With this small change, compilation time of ConfigRouteSpec.scala was drastically reduced to 99ms, which is 56x faster than it was initially!

While great, the above is not an ideal solution, as no one likes to pass implicit values explicitly. Said otherwise, we treated the symptom but not the cause. In fact, we would like the Scala compiler to find and use the ConfigsRoute.reader implicit value, instead of synthesizing an implicit value using expensive macros. So why wasn’t the Scala compiler injecting the desired implicit value?

The answer turned out to be simple: The problem was that the expensive macros used to synthesize a ConfigReader[ConfigsRoute] instance were imported into the local scope via a package object. Hence, the Scala compiler couldn’t do anything else other than use these macros to create an implicit value instance of ConfigReader[ConfigsRoute].

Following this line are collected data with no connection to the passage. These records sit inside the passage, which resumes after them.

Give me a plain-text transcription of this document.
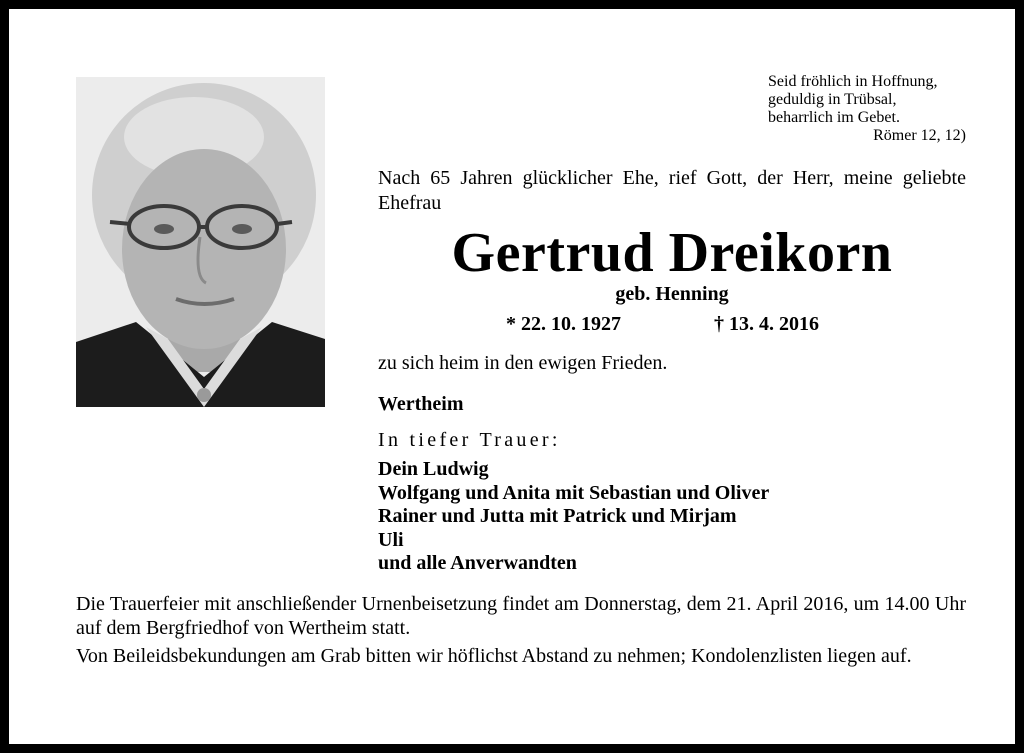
Seid fröhlich in Hoffnung,
geduldig in Trübsal,
beharrlich im Gebet.
Römer 12, 12)
Nach 65 Jahren glücklicher Ehe, rief Gott, der Herr, meine geliebte Ehefrau
Gertrud Dreikorn
geb. Henning
* 22. 10. 1927	† 13. 4. 2016
zu sich heim in den ewigen Frieden.
Wertheim
In tiefer Trauer:
Dein Ludwig
Wolfgang und Anita mit Sebastian und Oliver
Rainer und Jutta mit Patrick und Mirjam
Uli
und alle Anverwandten

Die Trauerfeier mit anschließender Urnenbeisetzung findet am Donnerstag, dem 21. April 2016, um 14.00 Uhr auf dem Bergfriedhof von Wertheim statt.

Von Beileidsbekundungen am Grab bitten wir höflichst Abstand zu nehmen; Kondolenzlisten liegen auf.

Armed with this knowledge, the solution to the problem consisted of ensuring that the macro code that was previously triggered would no longer be accessible from the ConfigRouteSpec.scala source. The consequence of this refactoring is that the Scala compiler would now look for an implicit ConfigReader[ConfigsRoute] value in the implicit scope of ConfigsRoute, and it will manage to find ConfigsRoute.reader as expected. Therefore, the implementation of the route method could be reverted to its original state without losing the obtained compile time speedup.

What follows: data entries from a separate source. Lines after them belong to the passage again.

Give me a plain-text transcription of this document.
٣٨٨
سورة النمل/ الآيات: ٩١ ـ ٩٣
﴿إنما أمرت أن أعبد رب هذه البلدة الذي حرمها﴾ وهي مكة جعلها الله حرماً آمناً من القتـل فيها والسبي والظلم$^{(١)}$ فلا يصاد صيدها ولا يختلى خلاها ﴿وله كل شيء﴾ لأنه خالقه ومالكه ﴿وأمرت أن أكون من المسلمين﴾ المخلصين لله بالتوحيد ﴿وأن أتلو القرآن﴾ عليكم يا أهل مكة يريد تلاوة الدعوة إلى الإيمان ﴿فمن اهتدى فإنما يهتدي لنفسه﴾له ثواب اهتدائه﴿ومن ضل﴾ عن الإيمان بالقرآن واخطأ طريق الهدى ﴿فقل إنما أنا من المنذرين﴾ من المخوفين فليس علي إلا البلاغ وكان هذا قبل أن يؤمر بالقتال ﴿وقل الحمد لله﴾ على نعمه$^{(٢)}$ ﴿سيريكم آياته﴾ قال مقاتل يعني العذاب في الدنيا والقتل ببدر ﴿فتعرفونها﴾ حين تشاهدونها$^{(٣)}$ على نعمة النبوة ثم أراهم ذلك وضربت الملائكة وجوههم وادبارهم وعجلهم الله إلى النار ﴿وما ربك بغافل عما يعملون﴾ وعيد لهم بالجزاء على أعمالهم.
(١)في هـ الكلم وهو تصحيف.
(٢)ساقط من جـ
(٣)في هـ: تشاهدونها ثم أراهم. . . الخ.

It’s worth mentioning that while the solution to this inefficiency in compile time was relatively simple, it would have been impossible to know where to focus our efforts without adequate diagnostic tooling. It’s Triplequote’s intention to integrate diagnostic tooling into Hydra, and hence automatize the process of detecting compile time inefficiencies.

It was now time to re-run a full project compile and compare the compilation time for our current optimized state versus the initial state.

Optimized State

The chart below visually compares the tinbox project’s compile time performance prior to and after implementing the discussed code optimization.

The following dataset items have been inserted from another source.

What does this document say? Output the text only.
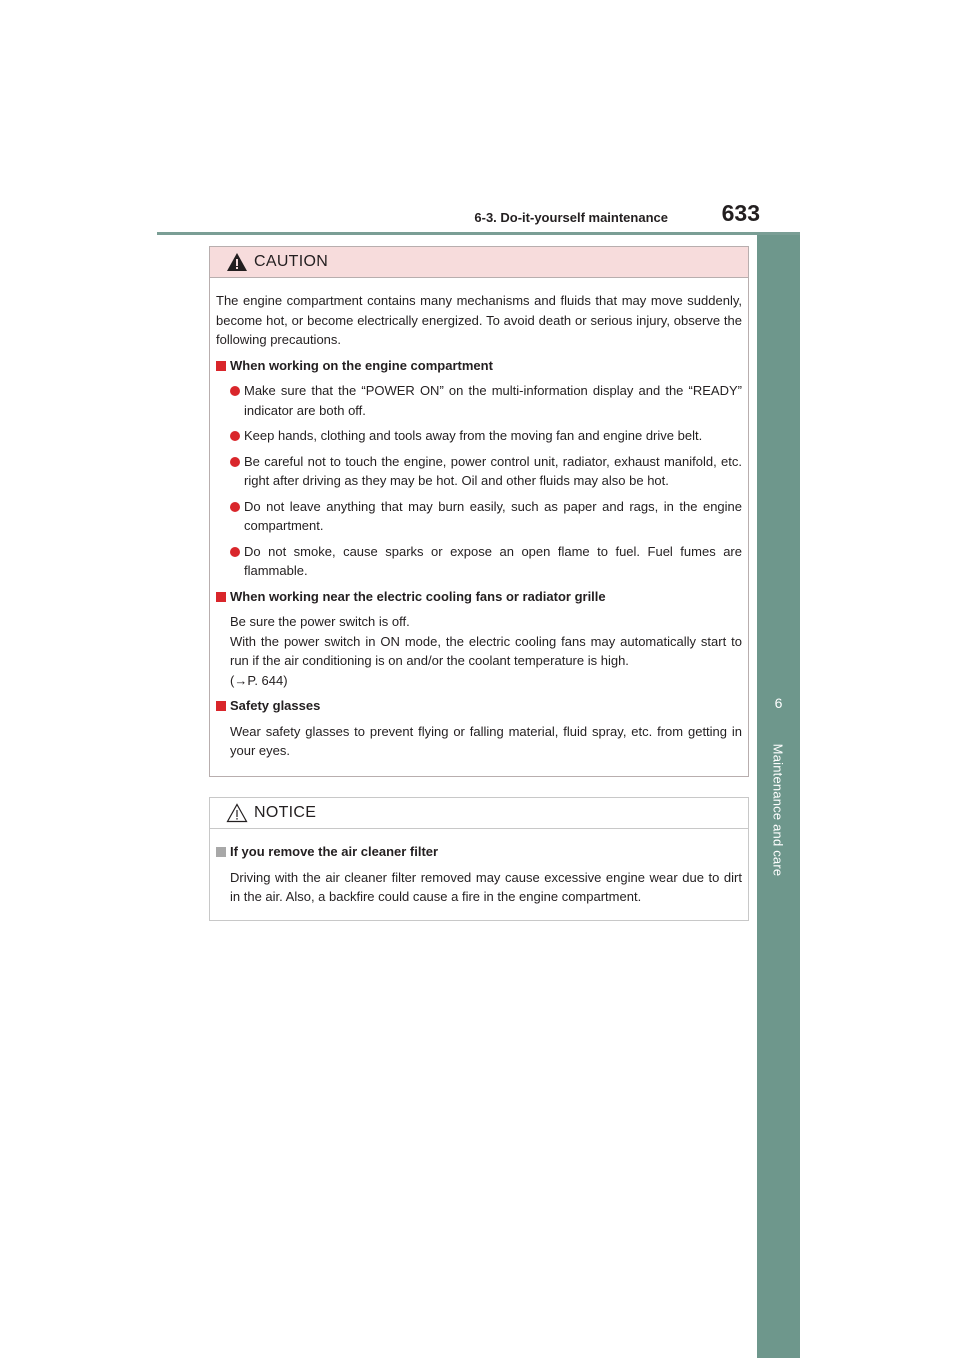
6-3. Do-it-yourself maintenance	633
6
Maintenance and care
CAUTION

The engine compartment contains many mechanisms and fluids that may move suddenly, become hot, or become electrically energized. To avoid death or serious injury, observe the following precautions.

When working on the engine compartment
Make sure that the “POWER ON” on the multi-information display and the “READY” indicator are both off.
Keep hands, clothing and tools away from the moving fan and engine drive belt.
Be careful not to touch the engine, power control unit, radiator, exhaust manifold, etc. right after driving as they may be hot. Oil and other fluids may also be hot.
Do not leave anything that may burn easily, such as paper and rags, in the engine compartment.
Do not smoke, cause sparks or expose an open flame to fuel. Fuel fumes are flammable.
When working near the electric cooling fans or radiator grille

Be sure the power switch is off.

With the power switch in ON mode, the electric cooling fans may automatically start to run if the air conditioning is on and/or the coolant temperature is high.

(→P. 644)

Safety glasses

Wear safety glasses to prevent flying or falling material, fluid spray, etc. from getting in your eyes.

NOTICE
If you remove the air cleaner filter

Driving with the air cleaner filter removed may cause excessive engine wear due to dirt in the air. Also, a backfire could cause a fire in the engine compartment.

Single-threaded compile time has improved by 17% on a cold JVM and 37% on a warm JVM.

Optimized State with Triplequote Hydra

Finally, we wanted to check that the initial speedup obtained with Hydra was still there after having optimized single-threaded compilation time. Hence, we ran once more the same experiments, but this time using Hydra.

The next chart visually compares the compile time performance when using the vanilla Scala 2.12.1 versus Hydra.

Notice how using Hydra yields a 2x compile time speed-up with a warm JVM. And cold compile time performance is 33% faster when using Hydra.

This all looks very promising and we now need to validate those good results by deploying Hydra in the team and on the Continuous Integration server. In particular we are checking:

  • If we can confirm the productivity gains across the day, which is a mix of cold/hot compilations, either full or incremental
  • If there is still a benefit of running Hydra on machine having only 2 cores with hyperthreading
  • If Hydra is robust and doesn’t break on some new code structure which we would be introducing
  • How we can collaborate to make better diagnostic tools to better understand the performance bottlenecks and how they evolve as the project grows

Editor’s note: The evaluation was very successful and we are very pleased to have Zalando as a customer.

Summary

Reducing compilation time of Scala programs can be challenging, but with the help of Triplequote we have obtained a drastic speedup. Using Hydra yielded a 2.66x compile time reduction for free on the initial tinbox codebase. This is impressive, as all we had to do was add a Sbt plugin to our build.

Moreover, thanks to their expertise and advanced tooling, we were able to pinpoint compile time inefficiencies that would otherwise have gone unnoticed. By detecting single-threaded inefficiencies and using Hydra to parallelize compilation, the tinbox project compiles now 3.2x faster!